A top court ruled, on Wednesday, May 14, that the European Commission had failed to show transparency by declining to release text messages sent by Commission President Ursula von der Leyen to the head of Pfizer as the bloc tried to secure Covid vaccines. Siding with The New York Times, which brought the case, the Court of Justice of the European Union (CJEU) said the commission did not give "plausible" explanations as to why it did not hand over the texts to the American daily newspaper. The ruling is a blow to von der Leyen, and gives credence to critics who have accused her of centralized and opaque decision-making.
The case centered on elusive message exchanges between von der Leyen and Albert Bourla, chief executive of Pfizer – which the EU chose as its main vaccine supplier at the height of the pandemic. In a sharp rebuke of the EU commission, the bloc's top leadership body, the Luxembourg-based court wrote that "The Commission cannot merely state that it does not hold the requested documents." It "failed to explain in a plausible manner why it considered that the text messages exchanged in the context of the procurement of Covid-19 vaccines did not contain important information," the court added in a statement.
The New York Times, which revealed the existence of the messages, sued the commission in 2023 after Brussels declined to produce them following a freedom of information request. The commission argued that it could not find the texts because they had not been recorded and archived – something it says is done only when the content is deemed "substantive." "The commission never denied the existence of text message exchanges," an EU official said ahead of the verdict. "What it was argued (...) is that these exchanges did not contain important information."
However, this reasoning was rebuffed by the lower chamber of the CJEU, which chastised the EU body for not having explained what searches it carried out to find the documents, and why it no longer had them. "The Commission has not sufficiently clarified whether the requested text messages were deleted and, if so, whether the deletion was done deliberately or automatically or whether the President's mobile phone had been replaced in the meantime," it said.
The verdict, which can be appealed, quashes the EU commission's decision not to hand over the messages and reminds it of its duty to respond to The New York Times' request. However, given the uncertainty around whether the messages have been deleted or not, what happens next is not particularly clear.
The EU had moved swiftly after the Covid-19 pandemic emerged in 2020, aiming to secure vaccines for member countries to buy for their citizens and residents at a time of massive global demand for the shots. However, many aspects of the EU's procurement from Pfizer have been kept confidential, leading to claims of a lack of transparency – and several lawsuits in Belgium and with EU courts.
"This case presents a very important issue: whether officials may evade public transparency by communicating via text messages rather than more traditional means," a lawyer for The New York Times, Bondine Kloostra, said in her opening arguments in November.
Lawyers for the 27-nation bloc argued that the private messages did not constitute part of the vaccine negotiation.
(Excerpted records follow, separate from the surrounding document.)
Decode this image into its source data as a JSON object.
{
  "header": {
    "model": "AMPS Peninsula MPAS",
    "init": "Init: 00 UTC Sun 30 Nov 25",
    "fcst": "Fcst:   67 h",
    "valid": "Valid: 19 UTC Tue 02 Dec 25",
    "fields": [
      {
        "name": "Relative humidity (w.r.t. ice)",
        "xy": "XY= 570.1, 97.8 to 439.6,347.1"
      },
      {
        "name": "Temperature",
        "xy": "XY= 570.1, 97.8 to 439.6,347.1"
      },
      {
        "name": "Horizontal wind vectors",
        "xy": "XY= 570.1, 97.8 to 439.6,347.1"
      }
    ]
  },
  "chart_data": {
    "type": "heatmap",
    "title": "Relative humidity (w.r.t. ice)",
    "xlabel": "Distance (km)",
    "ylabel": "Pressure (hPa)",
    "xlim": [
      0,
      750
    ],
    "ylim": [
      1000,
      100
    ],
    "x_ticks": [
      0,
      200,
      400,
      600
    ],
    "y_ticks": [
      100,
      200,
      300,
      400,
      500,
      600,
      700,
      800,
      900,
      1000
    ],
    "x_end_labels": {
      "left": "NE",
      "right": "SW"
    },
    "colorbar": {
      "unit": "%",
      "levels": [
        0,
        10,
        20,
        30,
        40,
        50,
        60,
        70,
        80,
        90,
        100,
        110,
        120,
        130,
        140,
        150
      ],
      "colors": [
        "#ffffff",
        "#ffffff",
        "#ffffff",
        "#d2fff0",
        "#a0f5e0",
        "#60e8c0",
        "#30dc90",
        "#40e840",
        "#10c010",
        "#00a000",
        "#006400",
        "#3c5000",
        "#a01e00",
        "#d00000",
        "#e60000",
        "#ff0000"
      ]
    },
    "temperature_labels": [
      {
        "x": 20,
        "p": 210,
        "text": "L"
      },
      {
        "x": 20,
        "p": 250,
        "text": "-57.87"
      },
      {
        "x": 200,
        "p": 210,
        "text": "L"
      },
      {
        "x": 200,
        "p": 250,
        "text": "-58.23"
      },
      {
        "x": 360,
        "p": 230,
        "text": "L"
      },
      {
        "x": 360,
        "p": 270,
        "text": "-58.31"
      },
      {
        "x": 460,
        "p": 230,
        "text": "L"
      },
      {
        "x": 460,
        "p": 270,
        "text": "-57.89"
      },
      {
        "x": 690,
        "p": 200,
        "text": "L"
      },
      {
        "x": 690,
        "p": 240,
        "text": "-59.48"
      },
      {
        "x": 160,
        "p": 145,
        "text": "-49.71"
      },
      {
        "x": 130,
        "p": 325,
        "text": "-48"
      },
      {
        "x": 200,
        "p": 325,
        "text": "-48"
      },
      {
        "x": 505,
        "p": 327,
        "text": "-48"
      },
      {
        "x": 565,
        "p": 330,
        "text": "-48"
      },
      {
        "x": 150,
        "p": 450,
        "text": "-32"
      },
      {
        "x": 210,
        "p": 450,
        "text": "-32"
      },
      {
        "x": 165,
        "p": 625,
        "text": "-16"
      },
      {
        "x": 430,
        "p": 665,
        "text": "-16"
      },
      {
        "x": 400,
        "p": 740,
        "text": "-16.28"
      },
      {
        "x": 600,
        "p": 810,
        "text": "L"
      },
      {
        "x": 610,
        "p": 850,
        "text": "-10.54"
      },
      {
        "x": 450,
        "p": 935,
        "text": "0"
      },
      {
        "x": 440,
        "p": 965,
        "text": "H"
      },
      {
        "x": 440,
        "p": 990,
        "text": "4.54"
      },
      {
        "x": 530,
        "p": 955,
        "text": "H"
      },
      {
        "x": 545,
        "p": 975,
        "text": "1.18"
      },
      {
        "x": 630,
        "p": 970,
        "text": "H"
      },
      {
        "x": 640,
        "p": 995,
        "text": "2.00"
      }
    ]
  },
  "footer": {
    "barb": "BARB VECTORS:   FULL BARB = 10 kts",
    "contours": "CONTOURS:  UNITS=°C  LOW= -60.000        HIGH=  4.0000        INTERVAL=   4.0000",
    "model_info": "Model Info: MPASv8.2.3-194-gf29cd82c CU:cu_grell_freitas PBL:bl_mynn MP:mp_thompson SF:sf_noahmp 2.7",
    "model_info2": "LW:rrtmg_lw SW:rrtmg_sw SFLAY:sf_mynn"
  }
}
They might have involved side issues, such as von der Leyen and Bourla agreeing to speak on a certain day, at a certain time, they suggested.
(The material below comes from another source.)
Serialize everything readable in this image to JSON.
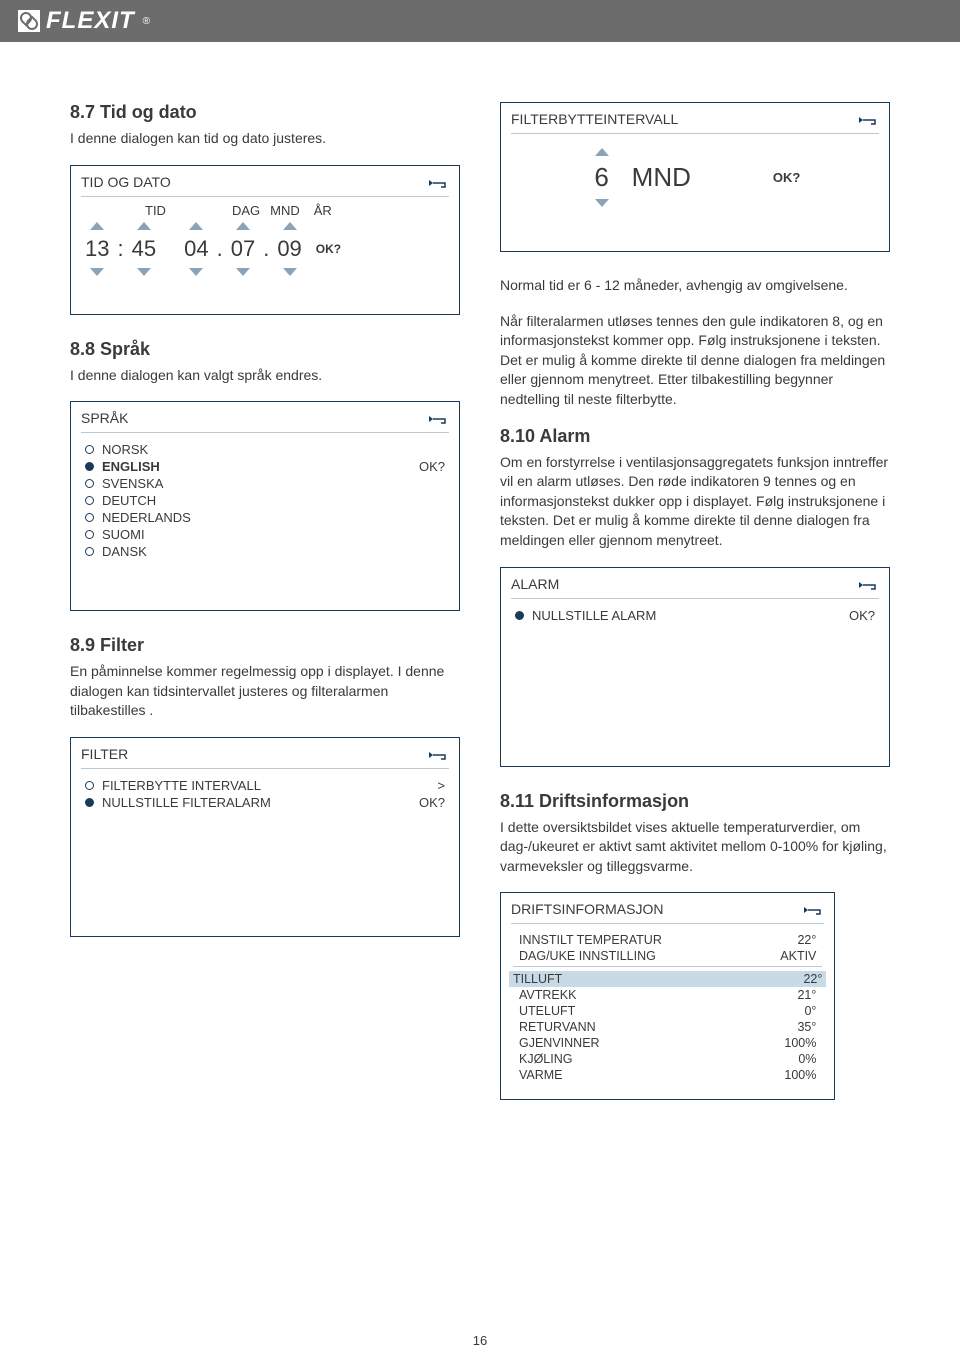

Earlier this week, an EU official argued that commission workers, including the body's president, do not have an obligation to record all their emails, texts and instant messaging chats, as this would be "materially impossible."
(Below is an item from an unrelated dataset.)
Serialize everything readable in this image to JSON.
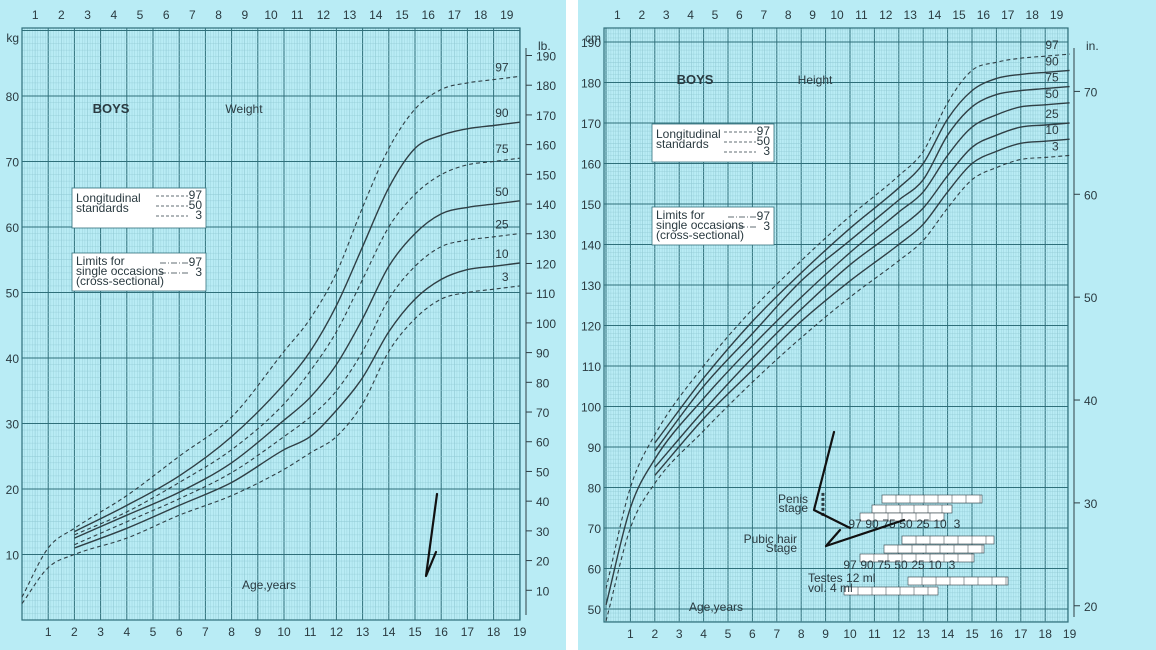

The commission's lawyer, Paolo Stancanelli, said, in November, that its services had asked for the messages to be tracked down after The New York Times reached out to von der Leyen's cabinet, which replied that it was unable to find them. However, in January 2022, the EU's ombudsman had already described this as "maladministration," saying the messages should have been subject to the EU's public transparency rules for official documents.